Ekonom Berjiwa Kerakyatan
Didik J Rachbini
[DIREKTORI] Calon wakil gubernur yang mendampingi Cagub Hidayat Nur Wahid ini adalah seorang akademisi dan pengamat ekonomi yang kemudian berkecimpung dalam dunia politik. Salah satu politisi teras dari Partai Amanat Nasional (PAN) ini memiliki kepedulian terhadap ekonomi, kesehatan rakyat kecil dan pemberdayaan anak-anak jalanan.

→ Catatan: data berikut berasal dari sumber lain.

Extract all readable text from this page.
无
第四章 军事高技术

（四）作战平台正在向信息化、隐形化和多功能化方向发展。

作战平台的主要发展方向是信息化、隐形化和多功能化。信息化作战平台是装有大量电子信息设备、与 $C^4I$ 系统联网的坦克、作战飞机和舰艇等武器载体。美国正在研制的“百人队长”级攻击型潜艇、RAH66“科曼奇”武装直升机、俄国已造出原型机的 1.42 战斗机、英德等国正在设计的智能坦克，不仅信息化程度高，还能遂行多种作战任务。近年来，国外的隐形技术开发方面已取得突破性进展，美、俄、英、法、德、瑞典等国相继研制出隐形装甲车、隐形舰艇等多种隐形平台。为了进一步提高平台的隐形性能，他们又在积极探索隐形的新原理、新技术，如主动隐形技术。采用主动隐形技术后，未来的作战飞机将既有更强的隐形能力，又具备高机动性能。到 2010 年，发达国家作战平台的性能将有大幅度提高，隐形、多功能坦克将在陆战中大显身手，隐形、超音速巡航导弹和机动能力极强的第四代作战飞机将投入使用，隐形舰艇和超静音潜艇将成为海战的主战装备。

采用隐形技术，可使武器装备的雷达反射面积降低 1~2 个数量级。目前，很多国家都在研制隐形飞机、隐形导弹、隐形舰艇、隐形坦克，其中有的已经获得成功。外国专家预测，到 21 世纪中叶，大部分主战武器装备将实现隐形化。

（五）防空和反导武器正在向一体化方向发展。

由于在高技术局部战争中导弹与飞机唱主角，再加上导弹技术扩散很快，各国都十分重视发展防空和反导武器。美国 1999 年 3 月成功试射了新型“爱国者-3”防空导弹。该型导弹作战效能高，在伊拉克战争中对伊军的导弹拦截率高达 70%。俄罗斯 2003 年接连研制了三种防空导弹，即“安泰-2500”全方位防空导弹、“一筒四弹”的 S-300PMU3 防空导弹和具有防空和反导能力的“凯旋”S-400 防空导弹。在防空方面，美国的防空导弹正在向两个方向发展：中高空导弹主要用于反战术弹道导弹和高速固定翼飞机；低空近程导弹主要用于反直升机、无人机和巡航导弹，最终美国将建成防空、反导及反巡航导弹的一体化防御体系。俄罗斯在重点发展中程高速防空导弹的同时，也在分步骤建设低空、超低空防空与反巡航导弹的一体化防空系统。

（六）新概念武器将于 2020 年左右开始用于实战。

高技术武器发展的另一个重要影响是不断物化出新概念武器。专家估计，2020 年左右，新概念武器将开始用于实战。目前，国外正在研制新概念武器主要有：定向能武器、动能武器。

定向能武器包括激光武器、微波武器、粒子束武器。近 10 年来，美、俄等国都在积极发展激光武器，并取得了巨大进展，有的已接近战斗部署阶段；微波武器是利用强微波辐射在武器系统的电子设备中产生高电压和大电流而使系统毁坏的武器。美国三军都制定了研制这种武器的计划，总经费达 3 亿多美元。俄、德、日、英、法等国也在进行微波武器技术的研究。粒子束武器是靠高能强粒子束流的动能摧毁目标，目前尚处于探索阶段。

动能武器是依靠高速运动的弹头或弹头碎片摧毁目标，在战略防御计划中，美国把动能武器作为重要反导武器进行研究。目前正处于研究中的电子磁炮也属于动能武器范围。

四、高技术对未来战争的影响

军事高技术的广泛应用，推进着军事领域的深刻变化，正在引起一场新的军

Setelah menyelesaikan tugas sebagai anggota DPR (2004-2009), Didik J Rachbini lebih memilih untuk kembali bekecimpung dalam dunia pendidikan yang membesarkan namanya. Namun belakangan namanya kembali mencuat setelah ia ditetapkan sebagai calon wakil gubernur pada Pilkada DKI Jakarta 2012 untuk mendampingi Hidayat Nur Wahid yang diusung Partai Keadilan Sejahtera (PKS). Suami Dr. Ir. Yuli Retnani ini mengaku terkejut karena tidak membayangkan sebelumnya bahwa ia dan Hidayat Nur Wahid ditetapkan sebagai pasangan calon gubernur dan wakil gubernur.
Sama dengan pasangan kandidat gubernur lainnya, Didik melihat beberapa persoalan Jakarta yang harus dibenahi yakni masalah transportasi, banjir, ekonomi dan masalah pemukiman kumuh. Sebagai pakar ekonomi, ia sangat konsen terhadap masalah perekonomian Jakarta, bahkan ia telah menyiapkan strategi untuk memperkuat perekonomian wilayah Jakarta.
Caranya dengan menjadikan Jakarta sebagai lumbung investasi global. Dengan konsep ini, Didik ingin menghidupkan pelaku usaha di sektor Usaha Kecil Menengah (UKM) yang bertebaran di tempat-tempat publik. Para pelaku usaha ini akan ditata sedemikian rupa untuk diberdayakan. Menurut Didik, tempat-tempat terbuka harus dibuka untuk kegiatan ekonomi pada jam-jam tertentu tanpa dipungut biaya sewa. Namun biaya kebersihan tetap harus ditanggung sendiri oleh pedagang.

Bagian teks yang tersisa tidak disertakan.